1. Use published arguments.
Only those arguments were included that have been published in an established print or electronic medium: journals (including reputable electronic journals and white papers), magazines, and books. Arguments made in Usenet newsgroups, electronic forums, e-mail exchanges, or in interpersonal debate were excluded as too ephemeral and as representing positions still in development. Such arguments will be excluded until they appear in a more established medium.

2. Use arguments that lie within the scope of the map.
The major claim that machines can or will be able to think-determines the scope of these maps. Many threads of argument drift away from the central issue into such related territories as the mind­body problem, functionalism, and the philosophy of science. Such claims were set aside until a chance arises to map neighboring territories with maps of their own.

3. Seek out the historically earliest or best-known version of an argument.
When different authors make similar arguments, we chose the version which was either historically earliest, or the best-known version of the argument. When the best-known version is used, the historically earliest version is usually mentioned in a note. In the few cases in which differing versions of an argument are sufficiently unique or separately disputed, each is summarized separately.

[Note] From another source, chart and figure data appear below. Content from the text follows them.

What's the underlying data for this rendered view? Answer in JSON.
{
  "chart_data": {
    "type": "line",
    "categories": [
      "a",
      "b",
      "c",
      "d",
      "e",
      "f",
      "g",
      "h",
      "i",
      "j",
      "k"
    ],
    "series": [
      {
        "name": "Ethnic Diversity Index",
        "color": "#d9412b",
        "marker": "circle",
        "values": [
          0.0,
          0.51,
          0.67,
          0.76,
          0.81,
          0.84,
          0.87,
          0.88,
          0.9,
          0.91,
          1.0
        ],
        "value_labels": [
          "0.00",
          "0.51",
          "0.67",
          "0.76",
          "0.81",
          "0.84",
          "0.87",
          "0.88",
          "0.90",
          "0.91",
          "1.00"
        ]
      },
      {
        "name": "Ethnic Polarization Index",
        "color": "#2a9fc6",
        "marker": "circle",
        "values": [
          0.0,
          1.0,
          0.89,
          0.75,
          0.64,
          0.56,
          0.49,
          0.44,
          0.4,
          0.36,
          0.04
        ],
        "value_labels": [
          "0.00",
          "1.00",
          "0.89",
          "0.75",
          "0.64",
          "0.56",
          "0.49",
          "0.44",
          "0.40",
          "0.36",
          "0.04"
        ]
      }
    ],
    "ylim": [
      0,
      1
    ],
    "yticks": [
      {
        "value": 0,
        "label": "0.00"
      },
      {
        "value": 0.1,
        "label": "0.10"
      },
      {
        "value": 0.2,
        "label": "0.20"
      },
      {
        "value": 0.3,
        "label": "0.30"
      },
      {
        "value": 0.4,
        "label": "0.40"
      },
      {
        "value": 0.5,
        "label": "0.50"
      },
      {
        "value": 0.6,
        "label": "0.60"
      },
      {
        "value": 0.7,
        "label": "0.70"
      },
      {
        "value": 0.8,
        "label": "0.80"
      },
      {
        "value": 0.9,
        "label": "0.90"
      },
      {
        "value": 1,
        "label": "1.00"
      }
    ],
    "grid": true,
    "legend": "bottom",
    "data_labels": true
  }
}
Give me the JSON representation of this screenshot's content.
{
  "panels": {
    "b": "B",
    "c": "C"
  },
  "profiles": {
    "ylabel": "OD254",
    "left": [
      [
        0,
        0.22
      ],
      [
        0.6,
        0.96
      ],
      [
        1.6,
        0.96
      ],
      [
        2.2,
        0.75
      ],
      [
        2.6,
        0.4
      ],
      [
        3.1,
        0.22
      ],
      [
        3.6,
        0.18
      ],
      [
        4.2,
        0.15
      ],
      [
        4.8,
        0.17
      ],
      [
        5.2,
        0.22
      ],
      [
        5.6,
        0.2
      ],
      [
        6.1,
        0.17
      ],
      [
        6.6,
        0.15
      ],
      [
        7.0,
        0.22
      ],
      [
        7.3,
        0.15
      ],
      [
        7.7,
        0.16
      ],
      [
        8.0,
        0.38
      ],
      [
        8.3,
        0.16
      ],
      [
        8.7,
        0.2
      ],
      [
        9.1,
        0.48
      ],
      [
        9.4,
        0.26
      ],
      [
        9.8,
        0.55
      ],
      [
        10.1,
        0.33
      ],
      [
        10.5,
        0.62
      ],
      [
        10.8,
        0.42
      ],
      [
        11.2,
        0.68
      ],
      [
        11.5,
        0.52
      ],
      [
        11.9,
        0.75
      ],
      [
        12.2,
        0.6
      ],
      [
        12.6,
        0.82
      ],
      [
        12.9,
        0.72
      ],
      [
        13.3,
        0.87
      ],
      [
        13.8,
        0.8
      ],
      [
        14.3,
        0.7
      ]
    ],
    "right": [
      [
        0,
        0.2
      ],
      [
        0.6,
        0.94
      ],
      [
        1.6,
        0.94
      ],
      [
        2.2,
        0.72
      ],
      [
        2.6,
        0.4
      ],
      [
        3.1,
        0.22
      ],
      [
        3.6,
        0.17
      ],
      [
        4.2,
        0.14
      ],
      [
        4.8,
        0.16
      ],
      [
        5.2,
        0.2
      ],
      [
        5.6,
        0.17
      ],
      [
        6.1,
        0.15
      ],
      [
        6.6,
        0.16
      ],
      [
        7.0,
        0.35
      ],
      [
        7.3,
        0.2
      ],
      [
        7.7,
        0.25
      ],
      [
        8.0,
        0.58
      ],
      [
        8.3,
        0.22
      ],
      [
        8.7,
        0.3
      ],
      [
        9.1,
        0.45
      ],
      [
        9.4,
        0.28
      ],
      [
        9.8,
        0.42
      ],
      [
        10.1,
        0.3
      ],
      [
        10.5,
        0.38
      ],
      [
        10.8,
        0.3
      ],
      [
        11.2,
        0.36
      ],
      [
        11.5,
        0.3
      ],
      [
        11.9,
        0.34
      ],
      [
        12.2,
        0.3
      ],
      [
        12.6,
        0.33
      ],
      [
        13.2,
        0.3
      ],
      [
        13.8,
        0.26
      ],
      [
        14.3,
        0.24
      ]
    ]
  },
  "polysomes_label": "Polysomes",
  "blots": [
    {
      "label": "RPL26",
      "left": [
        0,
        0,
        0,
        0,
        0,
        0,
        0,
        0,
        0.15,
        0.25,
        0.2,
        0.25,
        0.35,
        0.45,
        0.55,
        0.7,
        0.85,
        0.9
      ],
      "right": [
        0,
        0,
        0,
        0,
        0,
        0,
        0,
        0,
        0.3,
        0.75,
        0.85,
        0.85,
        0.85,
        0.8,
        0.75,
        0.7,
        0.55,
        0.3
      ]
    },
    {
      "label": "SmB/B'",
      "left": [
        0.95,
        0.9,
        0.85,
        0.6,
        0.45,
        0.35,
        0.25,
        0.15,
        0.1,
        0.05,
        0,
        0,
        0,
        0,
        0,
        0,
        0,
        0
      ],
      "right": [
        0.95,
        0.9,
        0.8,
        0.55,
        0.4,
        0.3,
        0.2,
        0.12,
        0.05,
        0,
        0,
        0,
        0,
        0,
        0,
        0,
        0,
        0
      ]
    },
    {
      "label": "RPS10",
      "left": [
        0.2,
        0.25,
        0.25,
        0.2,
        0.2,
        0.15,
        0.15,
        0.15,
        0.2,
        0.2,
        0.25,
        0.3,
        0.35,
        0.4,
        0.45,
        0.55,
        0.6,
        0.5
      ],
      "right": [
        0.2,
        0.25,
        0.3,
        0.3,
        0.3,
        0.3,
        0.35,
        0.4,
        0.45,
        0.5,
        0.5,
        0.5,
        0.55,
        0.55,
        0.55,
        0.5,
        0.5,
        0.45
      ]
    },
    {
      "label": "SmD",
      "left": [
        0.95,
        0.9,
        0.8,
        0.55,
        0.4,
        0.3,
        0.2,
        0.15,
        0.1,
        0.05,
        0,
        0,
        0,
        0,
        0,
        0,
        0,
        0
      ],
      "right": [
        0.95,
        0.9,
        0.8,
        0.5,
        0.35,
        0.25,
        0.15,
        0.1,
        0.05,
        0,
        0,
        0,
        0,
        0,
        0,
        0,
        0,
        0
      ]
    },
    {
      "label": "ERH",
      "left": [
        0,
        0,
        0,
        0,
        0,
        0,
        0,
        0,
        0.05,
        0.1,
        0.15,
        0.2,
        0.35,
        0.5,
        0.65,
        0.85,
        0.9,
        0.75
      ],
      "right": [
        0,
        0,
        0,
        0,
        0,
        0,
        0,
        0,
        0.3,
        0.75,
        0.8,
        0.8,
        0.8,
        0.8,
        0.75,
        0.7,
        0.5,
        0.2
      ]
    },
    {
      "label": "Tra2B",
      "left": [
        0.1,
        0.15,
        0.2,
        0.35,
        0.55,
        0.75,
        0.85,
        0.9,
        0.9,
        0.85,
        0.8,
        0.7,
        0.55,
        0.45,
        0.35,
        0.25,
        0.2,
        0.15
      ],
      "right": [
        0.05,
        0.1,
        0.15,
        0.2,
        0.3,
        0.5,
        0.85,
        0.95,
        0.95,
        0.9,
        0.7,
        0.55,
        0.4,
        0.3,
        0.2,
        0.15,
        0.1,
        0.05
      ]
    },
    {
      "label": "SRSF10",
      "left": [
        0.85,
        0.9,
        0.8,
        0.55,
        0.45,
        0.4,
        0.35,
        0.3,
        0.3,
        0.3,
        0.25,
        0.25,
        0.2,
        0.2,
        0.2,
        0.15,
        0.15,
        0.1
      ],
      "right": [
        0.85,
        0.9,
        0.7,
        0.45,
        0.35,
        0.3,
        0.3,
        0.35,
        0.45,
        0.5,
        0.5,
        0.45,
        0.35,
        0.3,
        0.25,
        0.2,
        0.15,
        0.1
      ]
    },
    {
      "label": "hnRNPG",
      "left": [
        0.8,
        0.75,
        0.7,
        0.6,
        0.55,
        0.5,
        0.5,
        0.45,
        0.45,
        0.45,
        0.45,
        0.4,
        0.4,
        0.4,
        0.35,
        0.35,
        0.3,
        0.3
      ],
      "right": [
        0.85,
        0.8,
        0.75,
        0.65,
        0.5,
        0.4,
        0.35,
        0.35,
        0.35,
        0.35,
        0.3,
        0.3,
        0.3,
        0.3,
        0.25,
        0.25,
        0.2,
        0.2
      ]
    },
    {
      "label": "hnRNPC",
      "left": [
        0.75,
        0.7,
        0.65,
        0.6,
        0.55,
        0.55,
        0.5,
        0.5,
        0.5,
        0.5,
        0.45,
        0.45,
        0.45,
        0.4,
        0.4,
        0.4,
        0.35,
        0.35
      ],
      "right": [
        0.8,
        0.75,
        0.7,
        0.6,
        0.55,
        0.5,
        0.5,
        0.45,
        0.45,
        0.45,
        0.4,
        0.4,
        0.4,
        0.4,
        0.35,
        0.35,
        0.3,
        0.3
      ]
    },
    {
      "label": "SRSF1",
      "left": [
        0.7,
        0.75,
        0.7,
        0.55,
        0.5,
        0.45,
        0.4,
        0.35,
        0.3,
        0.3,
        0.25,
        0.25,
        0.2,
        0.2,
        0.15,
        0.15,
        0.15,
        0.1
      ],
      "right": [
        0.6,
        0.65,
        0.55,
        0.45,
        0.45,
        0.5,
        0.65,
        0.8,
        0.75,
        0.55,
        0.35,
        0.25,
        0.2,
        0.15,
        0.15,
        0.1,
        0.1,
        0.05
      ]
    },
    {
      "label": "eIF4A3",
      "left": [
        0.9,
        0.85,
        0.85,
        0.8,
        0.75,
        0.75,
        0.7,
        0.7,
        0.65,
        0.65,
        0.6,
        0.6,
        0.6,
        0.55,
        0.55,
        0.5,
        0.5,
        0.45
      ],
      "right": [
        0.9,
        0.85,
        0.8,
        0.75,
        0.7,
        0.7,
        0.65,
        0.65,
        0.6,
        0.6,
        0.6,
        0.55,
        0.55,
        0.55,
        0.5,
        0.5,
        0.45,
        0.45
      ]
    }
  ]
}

4. Avoid loosely drawn arguments.
Sometimes an author makes an argument loosely, at the end of a paragraph, as an aside, or in a footnote. In general, such arguments are not included unless they are developed further in follow-up articles or are the focus of further debate.

5. Avoid repetitive, nitpicking, or duplicative arguments.
One goal of the maps is facilitation of productive debate. Ad hominem arguments, redundant rounds of back-and-forth, and tediously nitpicky arguments were left out.

6. Avoid forbiddingly technical discussion.
Highly technical arguments, which are based on extensive symbolic notation and formalisms, could not be represented with the cartographic conventions we developed, or at the scale we chose to work at. However, summaries of many technical and symbolic discussions were included. Only the most forbidding had to be excluded.

7. Summarize the author's published claim.
Many authors hold views today that are different from those they expressed at the time they entered into the debate. We include authors' claims as published. If an author later changed his or her position, and published the change, the new claim was included and the change of position was noted. But if no new contribution has been made, then the original published view stands.

8. Include some historical arguments.
In order to properly situate the debate in its historical context, we included a sampling of notable historical supports of contemporary arguments.

9. Include some experimental results.
To situate the debate in a context of concrete experimental and computational results, we included some implemented systems AND empirical results. Again, we only included a small sample of such results, sticking to famous and notable computer models and experiments.

10. Include a small sample of outrageous and humorous arguments.
Some of the stronger and stranger claims were worth including just to liven things up and have some fun. Such claims also provide "targets" for what we anticipate will be lively threads of response.